Rain was an ever-present danger for troops armed with matchlocks. A down-pour could extinguish their matches and leave them defenseless. The matchlock also made a surprise attack at night impossible, as John Smith proved in his mock attack on the Turks. For all of these reasons, in central and western Europe (the area the Muslim Turks called “the Land of War”), there was a fervent search for some way to fire a gun without carrying fire along with it.
There was one attempt even before the matchlock was fully developed. An inventor in Dresden developed something called a Monchbuchse. It was a simple tube with a metal handle underneath it. Along the side was a leaf spring terminating in jaws that held a piece of flint. The spring pressed the flint down on a steel rasp equipped with a handle at one end. The gunner held the handle of the gun in one hand and pulled back the rasp with the other. That produced sparks that ignited the primer and fired the gun. Striking a piece of flint on steel to make sparks fall on dry tinder had long been used to start fires in Europe, but the Dresden invention was the first to use the principle to fire a gun. The Monchbuchse, however, was even clumsier than the hand cannon, so it never caught on.
Somewhere in northern Italy or southern Germany, somebody in the late 15th or early 16th century came up with a more practical gun. This was the wheel lock. It had a jaw that pressed a piece of iron pirates (the “fool’s gold” of gold prospectors) on a roughened steel wheel. The wheel revolved in the priming pan.

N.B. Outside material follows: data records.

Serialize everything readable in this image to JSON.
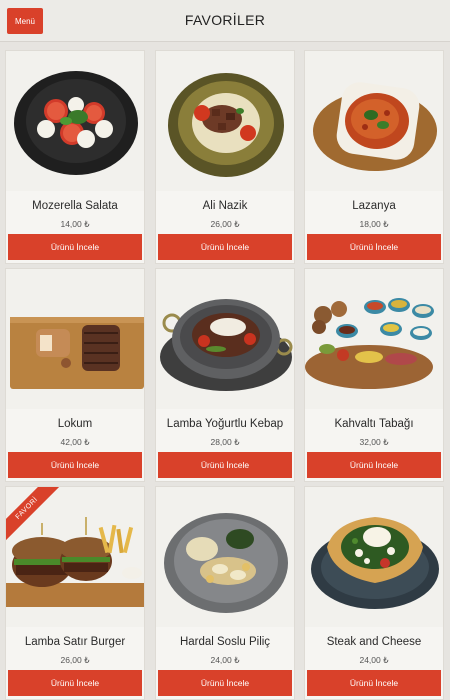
{
  "header": {
    "menu_label": "Menü",
    "title": "FAVORİLER"
  },
  "products": [
    {
      "name": "Mozerella Salata",
      "price": "14,00 ₺",
      "button": "Ürünü İncele"
    },
    {
      "name": "Ali Nazik",
      "price": "26,00 ₺",
      "button": "Ürünü İncele"
    },
    {
      "name": "Lazanya",
      "price": "18,00 ₺",
      "button": "Ürünü İncele"
    },
    {
      "name": "Lokum",
      "price": "42,00 ₺",
      "button": "Ürünü İncele"
    },
    {
      "name": "Lamba Yoğurtlu Kebap",
      "price": "28,00 ₺",
      "button": "Ürünü İncele"
    },
    {
      "name": "Kahvaltı Tabağı",
      "price": "32,00 ₺",
      "button": "Ürünü İncele"
    },
    {
      "name": "Lamba Satır Burger",
      "price": "26,00 ₺",
      "button": "Ürünü İncele",
      "badge": "FAVORİ"
    },
    {
      "name": "Hardal Soslu Piliç",
      "price": "24,00 ₺",
      "button": "Ürünü İncele"
    },
    {
      "name": "Steak and Cheese",
      "price": "24,00 ₺",
      "button": "Ürünü İncele"
    }
  ],
  "colors": {
    "accent": "#d9412a",
    "background": "#e6e4e0",
    "card": "#f6f5f2"
  }
}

The wheel was connected to a crank, attached to a short chain that was connected to a strong leaf spring. The gunner loaded his weapon, put powder in the pan, and wound up the wheel with a wrench. When he pressed the trigger, a shower of sparks fell in the pan. Ignition, unlike that for the slightly later flintlock, was almost instantaneous. Pyrites were used instead of flints, because pyrites are softer.

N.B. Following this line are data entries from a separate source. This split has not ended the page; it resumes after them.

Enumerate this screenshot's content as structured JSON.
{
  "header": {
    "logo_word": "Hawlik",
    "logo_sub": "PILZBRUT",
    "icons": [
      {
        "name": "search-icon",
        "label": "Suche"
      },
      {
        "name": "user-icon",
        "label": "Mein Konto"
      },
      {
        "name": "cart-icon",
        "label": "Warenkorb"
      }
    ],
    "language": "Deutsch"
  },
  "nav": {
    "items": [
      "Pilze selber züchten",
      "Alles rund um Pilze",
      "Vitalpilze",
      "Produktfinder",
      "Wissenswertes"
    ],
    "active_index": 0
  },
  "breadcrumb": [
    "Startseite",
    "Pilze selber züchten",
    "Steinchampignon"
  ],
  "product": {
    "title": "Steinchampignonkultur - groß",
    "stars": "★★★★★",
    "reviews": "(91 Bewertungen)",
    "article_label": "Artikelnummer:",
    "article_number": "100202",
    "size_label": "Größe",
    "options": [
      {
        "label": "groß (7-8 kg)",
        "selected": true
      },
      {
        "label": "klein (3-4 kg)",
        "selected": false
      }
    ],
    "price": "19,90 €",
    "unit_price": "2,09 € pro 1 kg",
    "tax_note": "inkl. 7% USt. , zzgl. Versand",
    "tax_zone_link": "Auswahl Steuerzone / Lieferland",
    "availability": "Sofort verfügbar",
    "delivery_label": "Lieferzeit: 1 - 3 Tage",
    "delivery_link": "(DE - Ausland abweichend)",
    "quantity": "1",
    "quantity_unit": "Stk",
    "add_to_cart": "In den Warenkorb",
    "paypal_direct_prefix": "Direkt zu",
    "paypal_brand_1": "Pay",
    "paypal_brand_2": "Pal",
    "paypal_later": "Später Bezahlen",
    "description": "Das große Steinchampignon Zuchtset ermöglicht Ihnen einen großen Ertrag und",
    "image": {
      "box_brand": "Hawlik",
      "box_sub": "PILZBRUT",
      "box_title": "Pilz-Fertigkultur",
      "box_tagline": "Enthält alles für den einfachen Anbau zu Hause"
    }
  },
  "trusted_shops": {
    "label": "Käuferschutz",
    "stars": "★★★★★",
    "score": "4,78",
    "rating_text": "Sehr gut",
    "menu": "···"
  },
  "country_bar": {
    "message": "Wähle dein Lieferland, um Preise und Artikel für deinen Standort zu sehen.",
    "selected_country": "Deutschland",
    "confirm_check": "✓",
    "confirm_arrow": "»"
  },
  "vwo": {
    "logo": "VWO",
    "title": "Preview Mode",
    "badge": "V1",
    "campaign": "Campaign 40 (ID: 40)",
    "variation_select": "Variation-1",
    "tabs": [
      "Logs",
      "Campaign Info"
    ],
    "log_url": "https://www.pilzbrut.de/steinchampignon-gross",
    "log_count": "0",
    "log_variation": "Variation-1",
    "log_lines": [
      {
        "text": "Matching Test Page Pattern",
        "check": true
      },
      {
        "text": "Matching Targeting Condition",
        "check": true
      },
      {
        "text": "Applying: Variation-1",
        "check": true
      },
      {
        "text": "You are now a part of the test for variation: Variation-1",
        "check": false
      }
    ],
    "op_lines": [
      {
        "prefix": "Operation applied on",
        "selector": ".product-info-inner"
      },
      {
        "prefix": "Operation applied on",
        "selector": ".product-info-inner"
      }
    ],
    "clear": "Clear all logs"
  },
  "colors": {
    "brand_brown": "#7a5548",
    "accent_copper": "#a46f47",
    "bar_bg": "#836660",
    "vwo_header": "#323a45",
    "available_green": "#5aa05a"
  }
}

Continued use of flint would wear out the roughened steel wheel quickly.
The wheel lock had two disadvantages because the mechanism was more complicated than that of any weapon ever seen before. It was expensive, and it was liable to break down. It was expensive because precision machining was unknown in the 16th and 17th centuries. Wheel locks were all handmade by the most skilled of craftsmen, and they were more prone to failure than the simple matchlock.
Expense was the biggest drawback. Even so, wheel lock pistols were wel-comed by the cavalry. Although matchlock pistols were made in Japan, such weapons were not popular in Europe. Matchlock muskets and arquebuses were dangerous enough when used by slowly walking infantry. A matchlock on a galloping horse was something few European warriors wanted. Loading a wheel lock pistol on a trotting or galloping horse would be a nightmare. European cavalry, largely descendants of Europe’s knightly class, could afford wheel locks.
They adopted the new weapon and developed a new tactic. It was called the caracole: a column of cavalry, each man carrying two to six pistols, would ride up to a formation of pikemen and, just out of pike range, fire their pistols, and ride to the rear of the column, reloading as they rode.
At its introduction, the caracole was devastating. Then the infantry learned to move musketeers up in front of the pikemen and fire musket volleys before the cavalry got within pistol range.
Meanwhile, the infantry were still using the cheap and vulnerable matchlock.